Chilean Pumpkin Sopaipillas with Honey

Learn to make delicious Chilean pumpkin sopaipillas with honey! Perfectly crispy and sweet, these traditional treats are a wonderful addition to any meal. Enjoy the taste of Chile in your own home with this easy recipe.
Prep Time 45 minutes
Cook Time 15 minutes
Total Time 1 hour
Servings: 15 -20 sopaipillas
Course: Dessert/Snack
Cuisine: Chilean

Ingredients
  

  • 2 cups flour +¼ cup for kneading: Forms the base of the dough.
  • 400 grams pumpkin or 1 cup pumpkin puree: Adds moisture and flavor.
  • 3 tablespoons melted butter: Provides richness and prevents cracking.
  • 1 teaspoon baking powder: Helps the dough rise slightly.
  • ½ teaspoon salt: Enhances the overall flavor.
  • Honey to taste: Adds sweetness when drizzled on the finished sopaipillas.
  • Oil for frying: Necessary for frying the dough to a crispy texture.

Method
 

  1. Boil the pumpkin until fork-tender.

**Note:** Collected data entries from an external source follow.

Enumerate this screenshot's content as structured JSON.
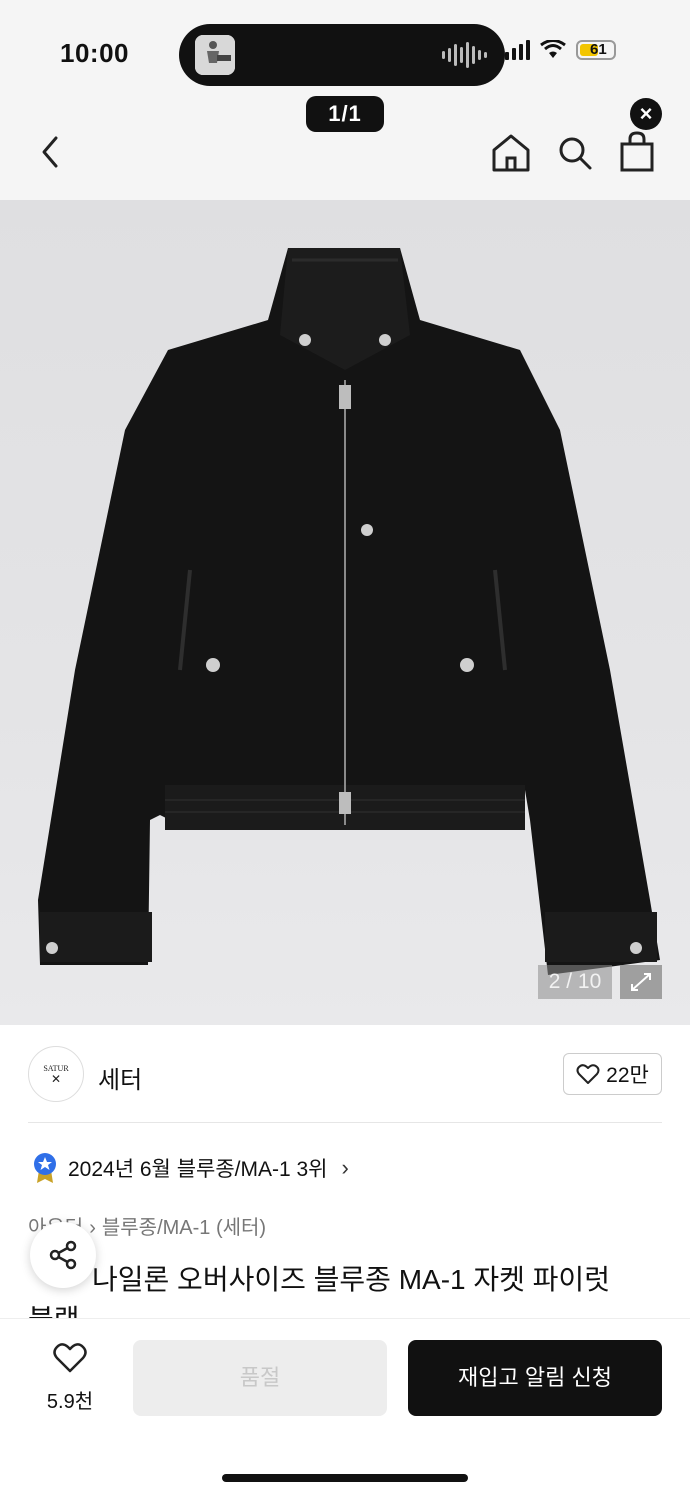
{
  "status_bar": {
    "time": "10:00",
    "battery": "61"
  },
  "viewer": {
    "page_indicator": "1/1",
    "close_label": "×"
  },
  "header": {
    "icons": [
      "back-icon",
      "home-icon",
      "search-icon",
      "bag-icon"
    ]
  },
  "product_image": {
    "counter": "2 / 10",
    "background": "#e2e2e4",
    "jacket_color": "#141414"
  },
  "brand": {
    "logo_text": "SATUR",
    "logo_mark": "✕",
    "name": "세터",
    "likes": "22만"
  },
  "ranking": {
    "text": "2024년 6월 블루종/MA-1 3위",
    "chevron": "›"
  },
  "breadcrumb": {
    "items": [
      "아우터",
      "블루종/MA-1 (세터)"
    ],
    "separator": "›"
  },
  "product": {
    "title_line1": "나일론 오버사이즈 블루종 MA-1 자켓 파이럿",
    "title_line2": "블랙"
  },
  "actions": {
    "wish_count": "5.9천",
    "soldout_label": "품절",
    "restock_label": "재입고 알림 신청"
  },
  "colors": {
    "accent_black": "#111111",
    "disabled_bg": "#ededed",
    "ranking_badge": "#2f6fe8"
  }
}
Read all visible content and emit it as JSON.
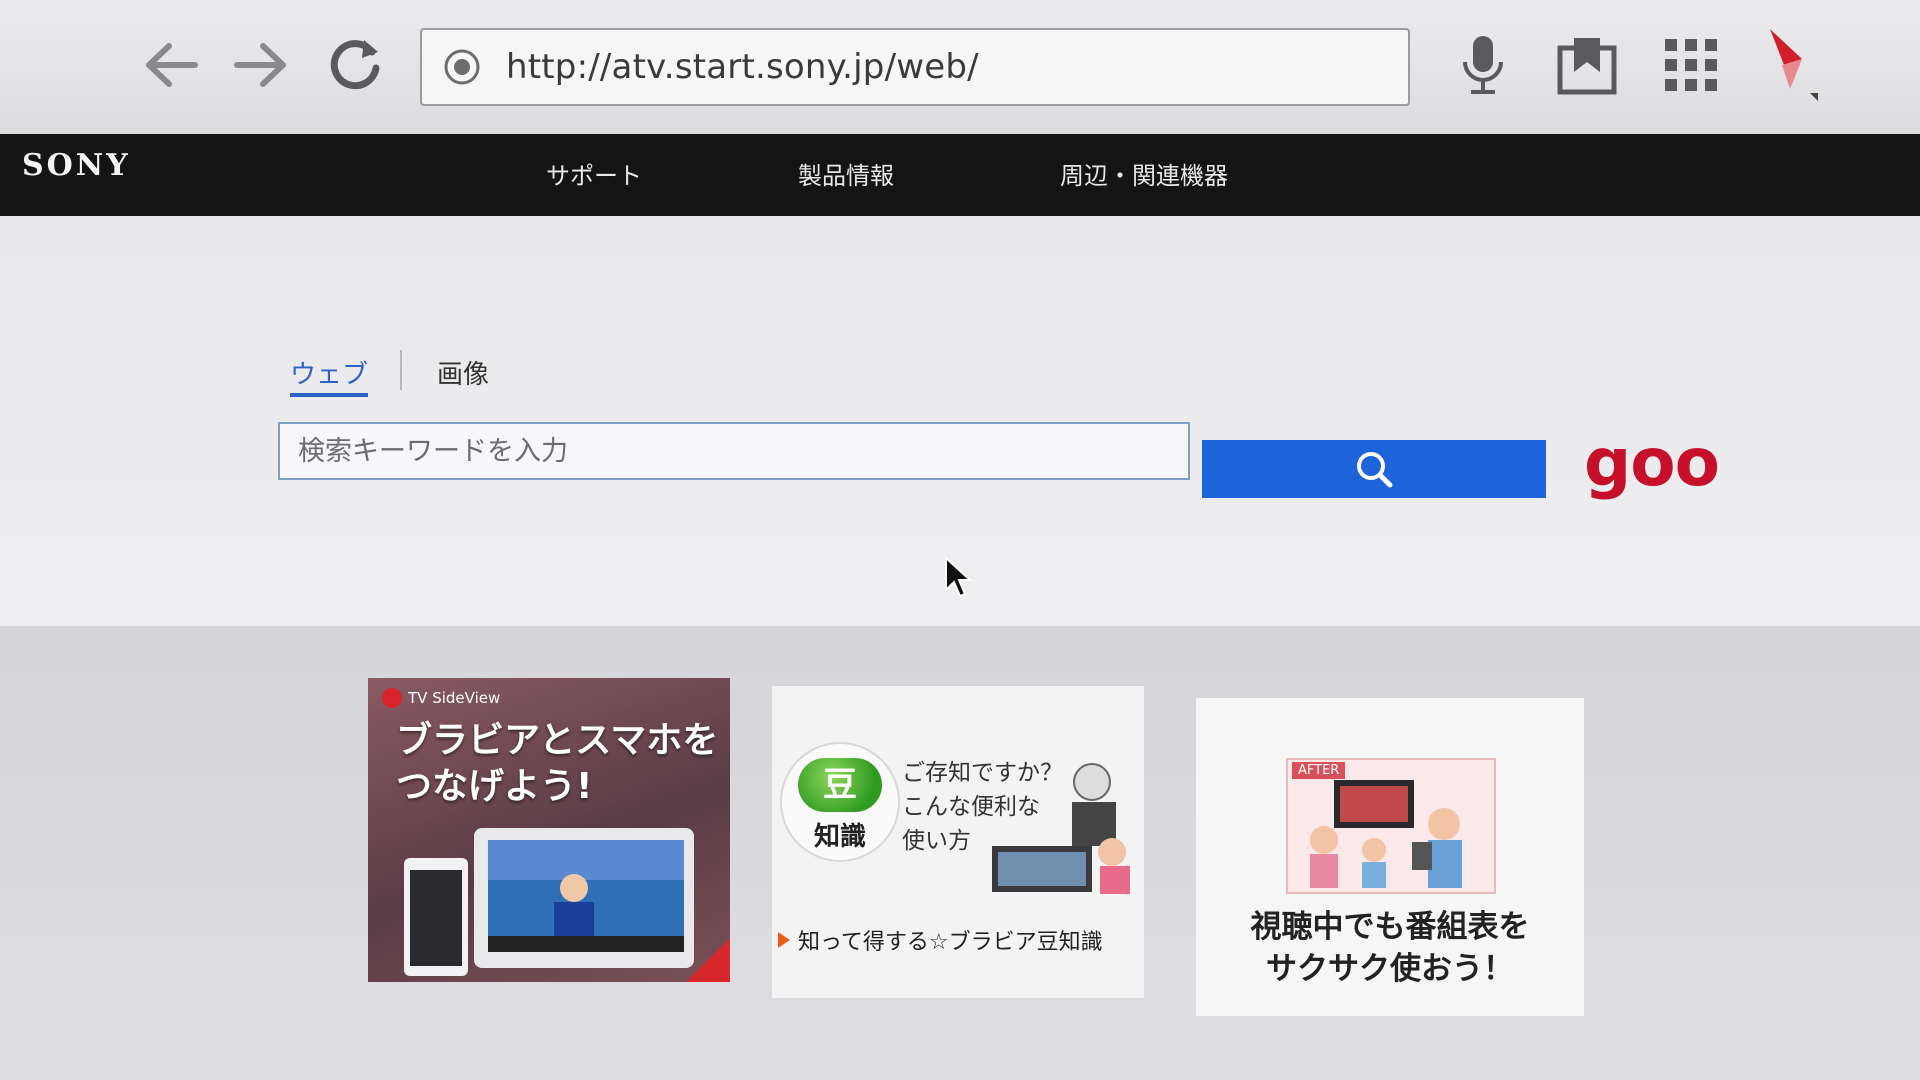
{
  "browser": {
    "url": "http://atv.start.sony.jp/web/",
    "buttons": [
      "back",
      "forward",
      "reload",
      "voice",
      "bookmarks",
      "apps",
      "menu"
    ]
  },
  "site": {
    "logo": "SONY",
    "nav": [
      "サポート",
      "製品情報",
      "周辺・関連機器"
    ]
  },
  "search": {
    "tabs": [
      "ウェブ",
      "画像"
    ],
    "active_tab": "ウェブ",
    "placeholder": "検索キーワードを入力",
    "value": "",
    "provider_logo": "goo"
  },
  "cards": [
    {
      "badge": "TV SideView",
      "headline_line1": "ブラビアとスマホを",
      "headline_line2": "つなげよう!"
    },
    {
      "bean_char": "豆",
      "bean_label": "知識",
      "question_line1": "ご存知ですか？",
      "question_line2": "こんな便利な",
      "question_line3": "使い方",
      "link_text": "知って得する☆ブラビア豆知識"
    },
    {
      "image_tag": "AFTER",
      "caption_line1": "視聴中でも番組表を",
      "caption_line2": "サクサク使おう！"
    }
  ],
  "colors": {
    "accent_blue": "#1d63d9",
    "goo_red": "#c6102b",
    "header_bg": "#141414"
  }
}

Strain and reserve some of the water. Let the pumpkin cool completely and smash until you get a smooth puree.
  2. In a big bowl, mix the dry ingredients: flour, baking powder, and salt.
  3. Slowly add the melted butter and pumpkin puree while folding with a spatula. Integrate the dough and use your hands for a better result.
  4. If the dough is too sticky, add more flour. If too dry, add some pumpkin water. Let the dough rest for 30 minutes.
  5. On a floured surface, knead the dough until it is bouncy and no longer sticky. Flatten it with a rolling pin.
  6. Cut circles using a cookie cutter or a glass. Pierce the surface with a fork to allow air to escape.
  7. Fry the dough rounds until golden and crispy. Let them rest on absorbent paper after frying.
  8. Serve with a drizzle of honey.

Notes

  • Adjust the sweetness by varying the amount of honey.
  • Store sopaipillas in an airtight container at room temperature for up to 2 days.
  • Reheat in an oven at 350°F for 5-7 minutes to regain crispiness. Avoid microwaving, which can make them soggy.